Mann und Frau

04.06.2015 22:35

Der Ausgleich zwischen Mann und Frau findet erst auf dem Gebiete des geistigen Zusammenlebens statt. Je tiefer wir nun hinuntersteigen in das bloß Seelische und in das Äußere des Menschen, desto größer wird der Unterschied zwischen Mann und Frau in Bezug auf ihr Leben. Und so können wir sagen, dass die Frau auch in gewissen Eigenschaften der Seele verschieden ist vom Manne, dass sie mehr neigt zu jenen Eigenschaften der Seele, die zu Impulsen führen, welche als Emotionelle bezeichnet werden müssen; und wir finden sie dazu veranlagt, mehr als der Mann psychische Erlebenisse zu haben. Dafür sind im Leben des Mannes Intellektualismus und Materialismus mehr zu Hause, was auf das Seelenleben einen großen Einfluss hat [...] Der Mann mag reichere Erfahrungen machen, auch wissenschaftlichere: So tief gehen bei ihm die Erfahrungen nicht in das Seelenleben hinein, wie es bei der Frau der Fall ist. [...]

Deshalb sagt man im Okkultismus: Der Mann ist das Karma der Frau. In der Tat ist die Mannesorganisation in einer späteren Inkarnation das Ergebnis der Erfahrungen und Erlebnisse in einer vorhergehenden Fraueninkarnation. Selbst auf die Gefahr hin, dass ich etwa unsympathische Gedanken erwecke bei einigen der Versammelten - es kommt ja immer vor, dass Männer der Gegenwart einen heillosen Respekt davor haben, als Frau inkarniert zu werden -, muss ich diese Dinge als Tatsachen auch wieder ganz objektiv beleuchten.

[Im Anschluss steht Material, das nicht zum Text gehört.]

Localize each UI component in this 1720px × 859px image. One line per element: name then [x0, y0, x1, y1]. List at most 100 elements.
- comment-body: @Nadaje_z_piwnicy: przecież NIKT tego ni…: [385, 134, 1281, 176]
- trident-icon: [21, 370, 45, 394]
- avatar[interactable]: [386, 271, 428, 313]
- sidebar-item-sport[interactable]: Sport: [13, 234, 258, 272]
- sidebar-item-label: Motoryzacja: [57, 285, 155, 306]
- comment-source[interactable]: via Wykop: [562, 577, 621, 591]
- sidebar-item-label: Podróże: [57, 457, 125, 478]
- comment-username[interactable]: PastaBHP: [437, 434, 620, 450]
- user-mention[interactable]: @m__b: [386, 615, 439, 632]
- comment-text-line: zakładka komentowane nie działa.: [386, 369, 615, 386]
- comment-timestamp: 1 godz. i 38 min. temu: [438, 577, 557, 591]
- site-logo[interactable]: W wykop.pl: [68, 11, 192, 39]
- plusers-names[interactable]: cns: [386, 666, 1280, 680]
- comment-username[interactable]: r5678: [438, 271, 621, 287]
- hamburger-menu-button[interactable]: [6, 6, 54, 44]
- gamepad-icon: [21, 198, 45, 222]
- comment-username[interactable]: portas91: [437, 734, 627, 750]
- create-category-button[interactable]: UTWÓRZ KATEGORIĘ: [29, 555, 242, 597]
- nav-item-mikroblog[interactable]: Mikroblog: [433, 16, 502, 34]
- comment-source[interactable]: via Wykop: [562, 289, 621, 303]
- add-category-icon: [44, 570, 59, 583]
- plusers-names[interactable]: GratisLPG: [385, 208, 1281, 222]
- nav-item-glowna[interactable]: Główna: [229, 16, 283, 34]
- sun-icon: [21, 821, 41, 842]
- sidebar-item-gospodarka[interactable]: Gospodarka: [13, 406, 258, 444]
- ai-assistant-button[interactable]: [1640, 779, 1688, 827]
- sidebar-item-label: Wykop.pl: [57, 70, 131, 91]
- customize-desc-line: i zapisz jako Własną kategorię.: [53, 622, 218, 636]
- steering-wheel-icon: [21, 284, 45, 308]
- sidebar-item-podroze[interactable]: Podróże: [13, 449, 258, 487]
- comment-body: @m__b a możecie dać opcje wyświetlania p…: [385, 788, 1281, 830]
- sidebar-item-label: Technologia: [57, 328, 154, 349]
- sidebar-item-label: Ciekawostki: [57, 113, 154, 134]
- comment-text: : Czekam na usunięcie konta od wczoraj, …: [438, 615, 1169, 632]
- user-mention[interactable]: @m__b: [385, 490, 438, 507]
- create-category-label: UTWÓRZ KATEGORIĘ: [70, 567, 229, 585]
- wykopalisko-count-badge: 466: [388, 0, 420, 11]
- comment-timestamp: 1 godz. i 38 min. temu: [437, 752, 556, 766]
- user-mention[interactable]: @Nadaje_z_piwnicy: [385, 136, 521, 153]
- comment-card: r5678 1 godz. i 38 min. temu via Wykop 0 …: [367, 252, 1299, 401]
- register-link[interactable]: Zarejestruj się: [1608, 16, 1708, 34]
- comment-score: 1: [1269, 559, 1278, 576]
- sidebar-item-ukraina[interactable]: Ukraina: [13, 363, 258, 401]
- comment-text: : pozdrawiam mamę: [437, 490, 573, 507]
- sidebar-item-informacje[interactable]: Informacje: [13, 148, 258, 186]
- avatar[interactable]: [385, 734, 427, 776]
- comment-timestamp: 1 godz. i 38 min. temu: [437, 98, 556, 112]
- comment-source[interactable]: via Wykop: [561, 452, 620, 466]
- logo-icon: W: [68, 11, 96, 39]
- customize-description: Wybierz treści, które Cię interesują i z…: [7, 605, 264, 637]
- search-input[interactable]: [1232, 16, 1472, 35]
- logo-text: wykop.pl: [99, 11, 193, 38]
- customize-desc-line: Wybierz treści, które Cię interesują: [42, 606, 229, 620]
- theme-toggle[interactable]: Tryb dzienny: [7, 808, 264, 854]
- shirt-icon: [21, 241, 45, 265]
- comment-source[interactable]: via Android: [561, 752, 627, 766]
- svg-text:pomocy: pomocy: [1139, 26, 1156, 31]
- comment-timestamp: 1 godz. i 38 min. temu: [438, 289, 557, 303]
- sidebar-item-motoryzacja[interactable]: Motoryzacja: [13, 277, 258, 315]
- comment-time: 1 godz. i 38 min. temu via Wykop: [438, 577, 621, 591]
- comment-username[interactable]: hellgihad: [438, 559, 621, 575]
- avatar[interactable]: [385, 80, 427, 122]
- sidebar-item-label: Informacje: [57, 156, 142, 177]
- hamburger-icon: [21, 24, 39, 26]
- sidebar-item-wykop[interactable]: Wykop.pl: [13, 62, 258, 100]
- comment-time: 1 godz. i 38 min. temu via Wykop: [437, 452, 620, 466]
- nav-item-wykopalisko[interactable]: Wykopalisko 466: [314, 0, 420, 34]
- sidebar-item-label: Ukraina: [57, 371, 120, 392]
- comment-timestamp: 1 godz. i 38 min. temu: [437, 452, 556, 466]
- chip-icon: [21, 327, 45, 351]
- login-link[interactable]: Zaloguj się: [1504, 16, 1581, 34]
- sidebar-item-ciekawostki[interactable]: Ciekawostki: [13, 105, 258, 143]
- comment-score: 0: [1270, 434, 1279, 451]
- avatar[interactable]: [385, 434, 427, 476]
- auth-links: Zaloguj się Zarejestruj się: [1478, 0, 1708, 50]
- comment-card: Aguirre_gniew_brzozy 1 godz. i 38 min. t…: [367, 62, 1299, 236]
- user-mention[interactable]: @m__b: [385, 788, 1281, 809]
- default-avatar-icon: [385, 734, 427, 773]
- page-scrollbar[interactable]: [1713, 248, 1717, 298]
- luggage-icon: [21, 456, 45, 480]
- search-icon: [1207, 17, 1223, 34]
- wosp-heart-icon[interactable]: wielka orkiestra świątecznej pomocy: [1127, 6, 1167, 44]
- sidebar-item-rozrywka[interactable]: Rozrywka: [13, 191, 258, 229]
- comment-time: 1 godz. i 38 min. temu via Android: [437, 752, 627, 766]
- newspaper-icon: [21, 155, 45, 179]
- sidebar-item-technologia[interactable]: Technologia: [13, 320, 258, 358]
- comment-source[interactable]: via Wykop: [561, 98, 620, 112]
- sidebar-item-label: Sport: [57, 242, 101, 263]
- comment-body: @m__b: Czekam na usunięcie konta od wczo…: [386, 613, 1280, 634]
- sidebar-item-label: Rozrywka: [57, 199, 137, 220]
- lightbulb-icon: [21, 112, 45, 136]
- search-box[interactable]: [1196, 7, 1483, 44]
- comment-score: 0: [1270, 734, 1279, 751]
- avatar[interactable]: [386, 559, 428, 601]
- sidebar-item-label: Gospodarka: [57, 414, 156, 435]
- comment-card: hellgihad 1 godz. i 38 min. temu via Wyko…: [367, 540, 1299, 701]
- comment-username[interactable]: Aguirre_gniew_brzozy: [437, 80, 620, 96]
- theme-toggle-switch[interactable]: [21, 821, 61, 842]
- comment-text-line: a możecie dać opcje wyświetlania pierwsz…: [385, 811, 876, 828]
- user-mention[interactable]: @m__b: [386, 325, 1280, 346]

Wie ist es nun mit den Manneserlebnissen? [...] Bei der Mannesorganisation hat der innere Mensch sich gründlicher in das Materielle hineingelebt, hat es mehr umklammert als die Frau. Die Frau behält mehr von dem geistigen im Unkörperlichen zurück; sie lebt sich nicht so tief in das Materielle hinein, sie erhält ihre Körperlichkeit weicher. Sie trennt sich nicht so weit von dem Geistigen. Das ist das Charakteristische der Frauennatur, dass sie mehr zurückbehält von freier Geistigkeit und sich daher weniger in die Materie  hineinarbeitet und vor allem das Gehirn weicher erhält. Daher ist es nicht zu verwundern, dass dir Frauen für Neues, insbesondere auf geistigem Gebiete, eben eine besondere Neigung haben, weil sie das geistige freier behalten haben und weil weniger Widerstand da ist. [...] Und wer Mann ist, der weiß, was für ein schwieriges Instrument das Mannesgehirn oftmals ist. Es bildet furchtbare Hindernisse, wenn man es für biegsamere Gedankengänge brauchen will. Da will es nicht mitgehen. Es muss erst mit allen möglichen Mitteln herangebildet werden, um sich aus der Steifigkeit zu erlösen. Das kann durchaus ein eigenes Erlebnis der Manneserfahrung sein. [...]

Die Folge davon ist aber die, dass der Mensch aus einer solchen Inkarnation, wo er wenig hineinwirkt in die Seele, die Tendenz aufnimmt zwischen Geburt und Tod, in der nächsten Inkarnation weniger in die Organisation einzudringen. Es ist ja die Kraft dazu weniger aufgenommen worden; deshalb wirkt sie jetzt so, dass der Mensch weniger seine Leiblichkeit imprägniert. Daraus entsteht nun aber die Neigung, in der nächsten Inkarnation einen Frauenleib aufzubauen. Wiederum ist es richtig, wenn man im Okkultismus sagt: Das Weib ist das Karma des Mannes.

Nur in seltenen Fällen wiederholt sich die gleiche geschlechtliche Inkarnation; sie kann sich höchstens sieben mal wiederholen. Die Regel jedoch ist die, dass jede männliche Organisation in der nächsten Inkarnation danach strebt, weiblich zu werden, und umgekehrt. Da nützt alle Abneigung nichts.

Quelle: Rudolf Steiner: Die Offenbarungen des Karma. S. 177 ff. (Vortrag vom 26. Mai 1910).